Getting the details right
Every instance of Minecraft Earth, including the Adventures, is spun up on Minecraft’s Azure infrastructure just like any other version of Minecraft. Azure also handles the point cloud database that’s used for anchoring objects in augmented reality. Earth is the first consumer-facing customer of the Azure Spatial Anchors service that was announced a few weeks ago.
The maps data is contributed by Open Street Maps, a collaborative mapping project which also powers the maps in Pokémon Go (that game used Google Maps at launch but switched later). The map data works together with point cloud data to create a 3D computer vision version of real spaces that’s accurate within centimeters. This is the technical secret sauce that makes Earth different from competitors and capable of precisely mapping a Minecraft hologram to a real-world local.

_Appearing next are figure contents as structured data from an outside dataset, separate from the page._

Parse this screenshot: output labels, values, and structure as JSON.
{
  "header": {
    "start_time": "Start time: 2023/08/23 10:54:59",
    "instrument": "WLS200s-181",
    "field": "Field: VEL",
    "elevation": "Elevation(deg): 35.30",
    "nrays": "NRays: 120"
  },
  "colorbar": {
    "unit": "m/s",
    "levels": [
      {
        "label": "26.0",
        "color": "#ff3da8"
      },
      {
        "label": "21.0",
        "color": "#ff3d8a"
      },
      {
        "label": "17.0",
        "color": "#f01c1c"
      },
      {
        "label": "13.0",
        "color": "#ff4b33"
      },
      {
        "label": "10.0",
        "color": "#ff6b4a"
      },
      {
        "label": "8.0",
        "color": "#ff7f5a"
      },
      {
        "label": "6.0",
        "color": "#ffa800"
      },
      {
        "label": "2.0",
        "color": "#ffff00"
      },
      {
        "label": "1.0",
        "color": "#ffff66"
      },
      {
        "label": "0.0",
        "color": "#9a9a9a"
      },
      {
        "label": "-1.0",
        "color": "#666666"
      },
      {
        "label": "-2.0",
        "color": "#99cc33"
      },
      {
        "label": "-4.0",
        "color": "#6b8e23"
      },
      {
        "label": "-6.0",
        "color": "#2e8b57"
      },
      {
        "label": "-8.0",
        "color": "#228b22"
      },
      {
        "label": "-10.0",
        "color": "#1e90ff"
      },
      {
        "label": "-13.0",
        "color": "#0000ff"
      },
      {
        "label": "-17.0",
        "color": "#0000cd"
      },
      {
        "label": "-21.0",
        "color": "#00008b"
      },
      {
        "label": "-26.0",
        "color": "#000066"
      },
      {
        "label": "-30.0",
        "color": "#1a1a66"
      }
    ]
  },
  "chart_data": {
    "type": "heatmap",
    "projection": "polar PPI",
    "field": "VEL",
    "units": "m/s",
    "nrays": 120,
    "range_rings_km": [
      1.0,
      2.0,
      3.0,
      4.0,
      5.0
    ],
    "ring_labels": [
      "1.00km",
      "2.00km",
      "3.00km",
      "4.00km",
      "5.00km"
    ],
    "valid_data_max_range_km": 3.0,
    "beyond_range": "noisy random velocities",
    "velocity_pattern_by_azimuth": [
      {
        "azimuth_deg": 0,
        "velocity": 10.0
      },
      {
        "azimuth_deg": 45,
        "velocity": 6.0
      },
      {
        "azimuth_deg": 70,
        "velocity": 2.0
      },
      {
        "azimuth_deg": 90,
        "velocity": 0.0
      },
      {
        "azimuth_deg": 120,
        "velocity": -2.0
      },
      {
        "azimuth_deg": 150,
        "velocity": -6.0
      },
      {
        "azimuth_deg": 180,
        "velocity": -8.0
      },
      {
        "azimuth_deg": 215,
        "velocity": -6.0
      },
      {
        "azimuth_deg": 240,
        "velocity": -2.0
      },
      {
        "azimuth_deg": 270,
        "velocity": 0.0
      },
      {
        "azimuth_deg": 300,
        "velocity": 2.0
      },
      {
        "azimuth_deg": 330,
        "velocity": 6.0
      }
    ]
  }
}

The Minecraft Earth team is aware, however, that people might not be pleased to have players crawling over their fence because an Adventure spawned in their backyards, so Open Street Maps data is being used to define residential, commercial, and public spaces. Tappables and Adventures will only be placed in public areas where’s there’s enough room to play safely.
That doesn’t mean it’ll be restricted to your neighborhood park, but it does mean that if a game event shows up on, say, a public sidewalk, the point cloud and Maps data will have to agree the sidewalk is wide enough, and far enough away from private property, for safe play.
Safety is important. More than a few Pokémon Go players have sustained injures or died while trying to catch them all. Taking an overly conservative approach, however, can leave the map devoid of anything to do, a problem many AR games run into at launch (especially in rural areas). Minecraft Earth will address that by putting new players into a mapping queue to populate an area if there’s nothing nearby. That should help the game handle players who live in less populated area, though the developers did warn that populating an area could take awhile depending on server load and how frequently an area was access previously.
The game also taps into the existing ARKit and ARCore APIs for iOS and Android, respectively. That makes absolute sense, but anyone hoping that Earth will be playable on Microsoft’s HoloLens or HoloLens 2 shouldn’t hold their breath. While it does use the same Bedrock game engine, the way Earth handles augmented reality isn’t technically similar to how the unreleased HoloLens version works and a crossover isn’t likely.
Conclusion
Augmented reality is the next big thing. It’s been the next big thing for the past five years, possibly more. Many AR games, experiences, and features exist today, yet none of them have delivered the breathtaking blend of real and virtual that tech demos always promise.
Minecraft Earth will change that. It has the mass appeal of Pokémon Go but takes AR technical wizardry to an entirely new level. There’s nothing else like it. Buy an extended battery for your phone now, because the second big mobile AR craze is coming.